By now, one thing is clear: whether you like what Nintendo has done to the games industry or not, whether you think Wii is a novelty or not, Nintendo knows what it's doing with mass market games. After the intriguing but ultimately disappointing blip that was Wii Music, Wii Sports Resort is an unqualified return to form. As a showcase for Wii MotionPlus, it's every bit as effective as Tiger Woods 10 or Virtua Tennis 2009.
While still far from flawless, and still subject to the criticisms that have dogged nearly every major Wii release, it's a game that will reassure those who were getting board of the Wii, and inspire a new wave of punters to buy one. This is the second coming of Wii Sports, and it improves on the first one on nearly every count.
In short, it's really good.
Of course, you could be miserable and dismiss Nintendo's latest as another lazy hodge-podge collection of sports-themed mini-games. Maybe you hate puppies, sneer at pop music and spend your spare time bemoaning adults who would rather watch Harry Potter than the new Lars Von Trier. Well, maybe you're right, but, if so, then at least Wii Sports Resort has a lot of mini-games, nearly all of them work, and the best can keep you entertained for ages.

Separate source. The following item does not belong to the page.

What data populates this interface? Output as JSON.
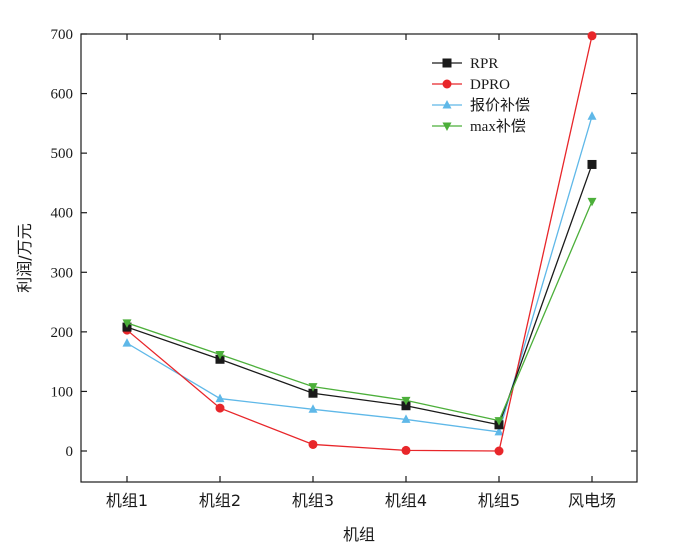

What's more, Wii Sports Resort does at least make some attempt to tie it all together, with the idea being that the game is a holiday island - a polished version of Wii Fit's WuHu island - where your Miis can enjoy a selection of sports activities.
Whereas Wii Sports had just five - tennis, baseball, bowling, boxing and golf - Wii Sports Resort has a total of twelve, namely Swordplay, Frisbee, Table Tennis, Basketball, Golf, Bowling, Wakeboarding, Archery, Cycling, Canoeing, Air Sports and Power Cruising. In addition, many of these activities are made up of multiple games. Frisbee for example , gives us a cheerful disc-throwing tournament where you get points for hitting targets and popping balloons, but also a version of Frisbee golf. In terms of mini-games for money, Wii Sports Resort gets a stonking score for value.
All the mini-games make use, to some extent, of the improved accuracy and more responsive feel of the new MotionPlus-equipped remote (one MotionPlus dongle is usefully bundled with the game). Activities like Swordplay, Golf and Table Tennis immediately benefit. There's a new sense of precision to your swing in golf, and more opportunity to add snap and spin to your forehand and backhand shots in table tennis.
Swordplay knocks any previous Wii duelling options aside, MotionPlus translating swings of the remote into overhead, sideways and diagonal slashes with, well, maybe not quite 1:1 accuracy, but certainly something close.
Frisbee, meanwhile, seems incredibly responsive to every movement of the arm, the exact position and alignment of the remote and every flick of the wrist you take before throwing. It's far easier and more intuitive to add spin to the ball in Bowling than it was in Wii Sports, while shooting hoops in Basketball is about as lifelike as it's going to get when you're pretending to throw a small chunk of rubber-clad plastic instead of a hefty, half-kilo ball.